The taxpayer claims that the Commissioner erroneously excluded from invested capital for 1918, the following items:
Mineral and gas rights | $17,500.00 |
Leaseholds | 66,527.93 |
Total | 84,027.93 |
*2906 The taxpayer was unable to furnish the Commissioner affirmative proof of the cost of these assets. At the hearing, however, the taxpayer succeeded in producing the original voucher for the $17,500 *340 item and other vouchers covering $25,913.85 of the $66,527.93 item. These items appear to have been carried upon the books of the taxpayer continuously at their full face value.
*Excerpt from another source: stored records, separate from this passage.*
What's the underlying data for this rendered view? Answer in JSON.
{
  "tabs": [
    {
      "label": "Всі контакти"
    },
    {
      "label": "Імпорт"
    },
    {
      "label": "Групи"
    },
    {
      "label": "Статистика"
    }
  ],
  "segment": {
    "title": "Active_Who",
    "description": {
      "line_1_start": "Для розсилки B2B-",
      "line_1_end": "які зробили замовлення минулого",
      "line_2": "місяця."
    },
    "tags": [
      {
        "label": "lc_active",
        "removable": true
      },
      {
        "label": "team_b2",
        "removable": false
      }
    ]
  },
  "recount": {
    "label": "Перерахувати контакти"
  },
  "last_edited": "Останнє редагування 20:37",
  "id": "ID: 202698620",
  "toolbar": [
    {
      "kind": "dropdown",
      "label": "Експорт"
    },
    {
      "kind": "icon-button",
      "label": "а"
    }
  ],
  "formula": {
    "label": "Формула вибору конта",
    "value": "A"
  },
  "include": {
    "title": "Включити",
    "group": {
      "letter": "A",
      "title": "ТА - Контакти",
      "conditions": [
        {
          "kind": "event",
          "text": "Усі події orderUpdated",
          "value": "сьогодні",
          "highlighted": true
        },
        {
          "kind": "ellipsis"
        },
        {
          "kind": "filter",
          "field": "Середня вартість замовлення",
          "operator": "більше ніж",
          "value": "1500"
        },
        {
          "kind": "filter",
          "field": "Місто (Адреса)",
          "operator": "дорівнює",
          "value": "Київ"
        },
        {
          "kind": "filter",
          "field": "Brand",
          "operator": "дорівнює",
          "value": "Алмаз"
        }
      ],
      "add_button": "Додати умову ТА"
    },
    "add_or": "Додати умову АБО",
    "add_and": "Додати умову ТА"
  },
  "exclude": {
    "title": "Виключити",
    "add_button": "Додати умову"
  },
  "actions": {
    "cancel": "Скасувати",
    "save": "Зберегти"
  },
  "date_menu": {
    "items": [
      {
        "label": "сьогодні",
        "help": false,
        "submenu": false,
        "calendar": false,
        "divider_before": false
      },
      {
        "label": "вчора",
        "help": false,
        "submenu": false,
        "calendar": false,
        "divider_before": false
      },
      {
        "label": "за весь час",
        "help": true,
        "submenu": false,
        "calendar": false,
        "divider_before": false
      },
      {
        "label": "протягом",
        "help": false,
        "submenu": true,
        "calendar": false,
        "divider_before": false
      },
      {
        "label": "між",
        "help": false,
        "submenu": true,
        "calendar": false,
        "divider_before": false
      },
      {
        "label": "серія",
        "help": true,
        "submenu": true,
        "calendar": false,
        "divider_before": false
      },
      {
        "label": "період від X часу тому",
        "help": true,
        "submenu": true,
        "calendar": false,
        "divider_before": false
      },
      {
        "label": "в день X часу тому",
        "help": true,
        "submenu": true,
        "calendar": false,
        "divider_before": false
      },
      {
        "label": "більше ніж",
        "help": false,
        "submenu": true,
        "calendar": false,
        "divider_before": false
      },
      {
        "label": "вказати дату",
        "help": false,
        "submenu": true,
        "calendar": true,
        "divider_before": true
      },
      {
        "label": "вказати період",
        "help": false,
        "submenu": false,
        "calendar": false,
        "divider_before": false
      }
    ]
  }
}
They show up in the balance sheet of December 1, 1913, as shown in our findings of fact, and they appear in the balance sheet of December 31, 1920, as an asset and are included in the value of the assets of the taxpayer when the stock was sold by Daly. Though the taxpayer was unable to specify the precise assets they represented, it was undisputed that it had in fact leaseholds of approximately 8,000 acres of land and numerous gas and mineral rights. In view of the fact that these assets have always been taken at their full value by all parties dealing with the taxpayer and it has always without controversy carried them upon its books, and the further fact that original vouchers have been discovered covering a portion of the full amounts, we are disposed to give full credence to the entries on the*2907 books as to the cost of these assets and allow them as invested capital, subject to reduction for any accumulated exhaustion.
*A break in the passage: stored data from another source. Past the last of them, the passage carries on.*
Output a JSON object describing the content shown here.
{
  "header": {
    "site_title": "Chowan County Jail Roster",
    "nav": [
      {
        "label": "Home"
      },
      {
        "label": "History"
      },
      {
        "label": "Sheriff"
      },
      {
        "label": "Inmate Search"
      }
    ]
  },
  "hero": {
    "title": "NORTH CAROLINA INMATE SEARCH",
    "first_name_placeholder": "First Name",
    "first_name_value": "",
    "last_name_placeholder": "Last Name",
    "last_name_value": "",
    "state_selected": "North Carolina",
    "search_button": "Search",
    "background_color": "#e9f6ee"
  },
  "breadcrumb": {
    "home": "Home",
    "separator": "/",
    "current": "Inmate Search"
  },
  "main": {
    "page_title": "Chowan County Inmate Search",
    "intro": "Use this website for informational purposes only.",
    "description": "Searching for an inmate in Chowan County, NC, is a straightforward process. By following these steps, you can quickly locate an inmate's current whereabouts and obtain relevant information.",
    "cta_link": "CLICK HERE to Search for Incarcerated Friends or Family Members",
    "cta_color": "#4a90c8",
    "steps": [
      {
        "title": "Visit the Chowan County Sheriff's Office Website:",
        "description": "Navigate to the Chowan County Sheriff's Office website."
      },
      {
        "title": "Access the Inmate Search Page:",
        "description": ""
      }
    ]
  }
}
The taxpayer petitions that for the year 1918 it be given special relief under section 328 of the Revenue Act of 1918. It has failed to show the existence of any abnormality affecting capital or income that would bring it within section 327(d). Its contention that invested capital can not be satisfactorily determined is not supported by the evidence. The Commissioner determined invested capital from the taxpayer's books of account, and it has not been shown that the books do not correctly reflect the invested capital.
Judgment will be entered on 10 days' notice, under Rule 50.
STERNHAGEN dissents in part.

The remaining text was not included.